Sec 194J(Professional fees or remunerations to a director) – 10%
6. For Salaries
The income from salaries is required to be computed on estimated basis at
the beginning of each financial year. Income Tax payable on the basis of such
estimated salary income should be deducted at the rate applicable to the
corresponding slab of income every month in equal installment subject to
adjustments depending upon tax saving investments made by the deductee.
7. TDS Rates For Salaries
For Male/Female income For Senior citizens Rates
Between 0 to 1,80,000 Between 0 to 2,50,000 0%
Between 1,80,001 to
5,00,00
Between 2,50,001 to
5,00,000
10%
Between 5,00,001 to
8,00,000
Between 5,00,001 to
8,00,000
20%
Above 8,00,001 Above 8,00,001 30%
8. Tax deduction Number- TAN
All those person who are required to deduct tax at source or collect tax at source
on behalf of income tax department are required to obtain tax deduction
account number or TAN as per the provisions of section 203A of the income-tax
act. It is compulsory to quote TAN in TDS return(including any e-TDS return), and
TDS payment challan and TDS certificates. Failure to apply for TAN or comply
with any of the other provisions of the section attracts a penalty of Rs 10,000.

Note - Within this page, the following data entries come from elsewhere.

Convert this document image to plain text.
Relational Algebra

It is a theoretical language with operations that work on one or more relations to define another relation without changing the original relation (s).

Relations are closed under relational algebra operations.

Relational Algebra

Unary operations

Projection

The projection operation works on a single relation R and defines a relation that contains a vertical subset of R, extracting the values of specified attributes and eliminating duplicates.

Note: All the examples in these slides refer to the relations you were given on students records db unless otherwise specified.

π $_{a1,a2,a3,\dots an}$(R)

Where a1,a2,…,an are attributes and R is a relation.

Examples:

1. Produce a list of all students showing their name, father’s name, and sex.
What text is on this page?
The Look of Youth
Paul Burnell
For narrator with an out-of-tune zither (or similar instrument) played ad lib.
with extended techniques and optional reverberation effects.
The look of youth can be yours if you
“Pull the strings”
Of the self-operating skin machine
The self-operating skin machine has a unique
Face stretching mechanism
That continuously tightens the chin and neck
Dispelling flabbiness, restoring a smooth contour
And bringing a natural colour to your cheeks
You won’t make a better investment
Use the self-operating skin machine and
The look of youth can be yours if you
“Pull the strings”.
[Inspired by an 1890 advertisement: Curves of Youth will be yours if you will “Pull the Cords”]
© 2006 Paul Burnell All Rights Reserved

TAN is a 10 digit alpha numeric number ex: BLRBLRBLRR02933A.
After deduction tax, it is required to file quarterly statements of TDS for the
quarters ending on 31st March, 30th June, 31st September, 31st December in each
Financial year.
9. Types of TDS Certificates
Salaries – Form 16: The certificate should be issued certificate containing the
tax computation details and the tax deduction paid details. This refers to the
details submitted over Form 24Q.
Non-salaries – Form 16A: The certificate should be issued in FORM 16A
containing the tax deducted paid details. Separate certificates should be
prepared for each section. This refers to the details submitted over Form 26Q
and 27Q.
10. Advantages of TDS
It facilitates sharing of responsibilities of tax collection between the deductor
and the tax administration.
It ensures regular inflow of cash resources to the Government.
It acts as a powerful instrument to prevent tax evasion as well as expands the
tax net.
This is designed to make the tax administration more effective, furnishing of
return convenient, reduce compliance cost and bring greater transparency.